Vogt kam, sang und siegte!

Richard Wagner, Lohengrin,  Staatsoper Hamburg, 22. Dezember 2019

Foto: Intendant Georges Delnon, Klaus Florian Vogt
und Kultursenator Dr. Carsten Brosda © Behörde für Kultur und Medien
Richard Wagner, Lohengrin, Staatsoper Hamburg, 22. Dezember 2019

Ulrich Poser berichtet über den „Lohengrin“
aus der Hamburgischen  Staatsoper vom 22. Dezember 2019

Die Inszenierung des Lohengrin von Peter Konwitschny aus dem Jahre 1998 ist eine Zumutung. Sie verlegt die Handlung in ein Klassenzimmer aus dem späten 19. oder frühen 20. Jahrhundert und steckt die Protagonisten mit Ausnahme vom Schwanenritter in lächerlich anmutende Kostüme. Die arme Elsa sah aus wie Mutter Beimer auf ihrer 60. Geburtstagsfeier. Konwitschnys Verballhornung der Materie, insbesondere aber die furchtbaren Kostüme und die abartigen Perücken von Helmut Brade und Inga von Bredow sind schlicht und ergreifend misslungener Blödsinn.

Schloss man jedoch die Augen, konnte man an diesem Abend einen der besten Lohengrins im Hause an der Dammtorstraße hören. Klaus Florian Vogt, dem nach der Vorstellung die Ernennungsurkunde zum Kammersänger der Freien und Hansestadt Hamburg überreicht wurde, ist stimmlich in der Form seines Lebens, d.h. auf dem Zenit seines künstlerischen Schaffens. Wie gewohnt begann er zuckersüß lyrisch, um sich dann mit dem notwendigen Metall mit Telramund, Ortrud und seiner geliebten Elsa auseinanderzusetzen. Wunderbar und einmalig seine Interpretation von „Das süße Lied verhallt; wir sind allein, zum ersten Mal allein, seit wir uns sahn“ in der Brautgemachszene im dritten Akt. Glücklich, wer an diesem Abend im restlos ausverkauften Haus dabei sein durfte. Vogts Gralserzählung ist in ihrer lyrischen Reinheit, Kraft und Diktion einmalig und versetze das Haus in einen kollektiven somnambul-narkotisierten Glückstaumel. Das war Weltklasse! Sogar die Huster, Zwischenlaberer und Handtaschenkramerinnen verstummten dank der Macht von Vogt und der Musik zeitweise völlig. Wunder geschehen immer wieder.

© Arno Declair

Simone Schneider gab eine stimmlich ganz hervorragende Elsa. Ihr angenehm runder Sopran und ihre außerordentliche Textverständlichkeit ließen das affige Kostüm, in das man die arme Sänerin gesteckt hatte, verblassen.

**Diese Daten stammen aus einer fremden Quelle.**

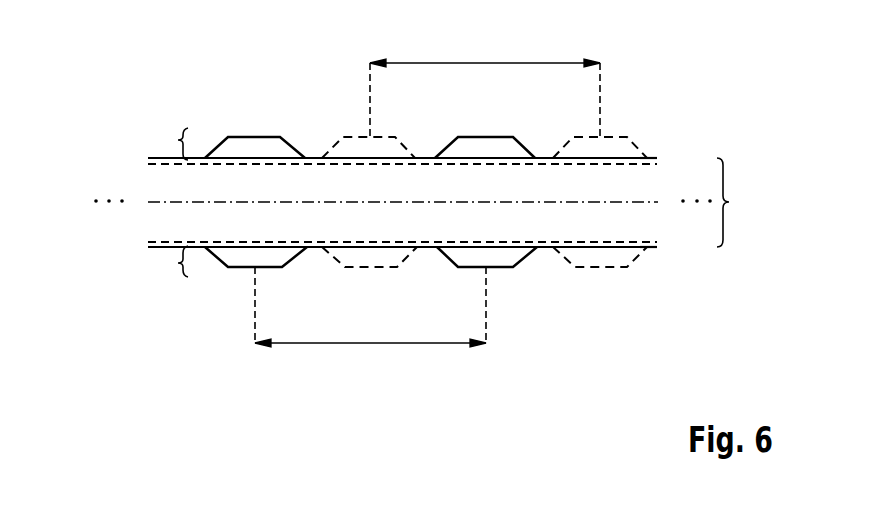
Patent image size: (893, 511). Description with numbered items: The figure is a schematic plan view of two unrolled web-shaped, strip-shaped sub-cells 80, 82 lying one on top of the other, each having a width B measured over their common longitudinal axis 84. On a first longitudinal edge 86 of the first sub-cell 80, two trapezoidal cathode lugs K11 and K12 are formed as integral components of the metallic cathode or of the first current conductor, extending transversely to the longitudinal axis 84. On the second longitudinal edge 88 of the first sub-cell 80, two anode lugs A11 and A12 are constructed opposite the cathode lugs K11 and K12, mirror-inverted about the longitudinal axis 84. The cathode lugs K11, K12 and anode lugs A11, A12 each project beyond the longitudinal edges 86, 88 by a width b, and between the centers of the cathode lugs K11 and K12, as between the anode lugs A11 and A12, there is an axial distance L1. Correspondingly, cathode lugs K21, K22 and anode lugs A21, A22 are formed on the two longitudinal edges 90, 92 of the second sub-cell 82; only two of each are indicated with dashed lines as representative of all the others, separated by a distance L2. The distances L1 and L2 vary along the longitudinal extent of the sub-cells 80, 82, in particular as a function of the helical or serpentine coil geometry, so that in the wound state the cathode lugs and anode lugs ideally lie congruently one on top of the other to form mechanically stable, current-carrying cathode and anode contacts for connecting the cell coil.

The first sub-cell 80 is at (148, 177).
The second sub-cell 82 is at (402, 202).
The common longitudinal axis 84 is at (158, 204).
The first longitudinal edge 86 is at (322, 163).
The second longitudinal edge 88 is at (552, 246).
The longitudinal edge of the second sub-cell 90 is at (655, 158).
The longitudinal edge of the second sub-cell 92 is at (655, 248).
The cathode lug K11 is at (254, 137).
The cathode lug K21 is at (360, 136).
The cathode lug K12 is at (484, 137).
The cathode lug K22 is at (611, 136).
The anode lug A11 is at (244, 267).
The anode lug A21 is at (372, 268).
The anode lug A12 is at (490, 268).
The anode lug A22 is at (608, 268).
The axial distance L1 is at (370, 346).
The distance L2 is at (484, 62).
The width b is at (178, 140).
The width B is at (731, 202).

Auch der Rest der Sängerriege, Christof Fischesser als König Heinrich, Wolfgang Koch als Telramund und – vor allem – Andrzej Dobber als sehr stimmstarker Heerrufer, waren erstklassig.

Neben dem frisch gekrönten Kammersänger KFV erntete Tanja Ariane Baumgartner als Ortrud den meisten Applaus. Sie verkörperte die rachsüchtige Gattin Telramunds überzeugend mit der notwendigen Bösartigkeit, Hinterlist und unglaublichen stimmlichen Reserven. Ihre Spitzentöne lehrten nicht nur Elsa das Fürchten. Wagner at its best!

Es wurde schon mehrfach darauf hingewiesen, dass es Kent Nagano geschafft hat, das Philharmonische Staatsorchester Hamburg in die Riege der besten Orchester der Welt zurückzuholen. Dies haben er und seine Musiker auch an diesem Abend wieder bewiesen. Beseelter wagnerscher Orchesterklang, selbstverständlich ohne jeden Schnitzer. Nagano dirigierte an diesem Abend überdurchschnittlich verzückt, was sich in für ihn eher untypischen kräftigen Gesten ausdrückte. Man könnte auch sagen, er ist ziemlich ausgeflippt.

Ausgeflippt ist am Ende übrigens auch das Publikum. Solch lang anhaltende Begeisterungsstürme hat man im Hause schon lange nicht mehr gehört. Hamburg ist aufgetaut!

Die den Rezensenten auch an diesem Abend begleitende Wolfsfrau wagte nach der Vorstellung in ortrudscher Manier die Anmerkung, dass KFV für sie manchmal irgendwie nasaliert. Der Rezensent wollte das nicht hören.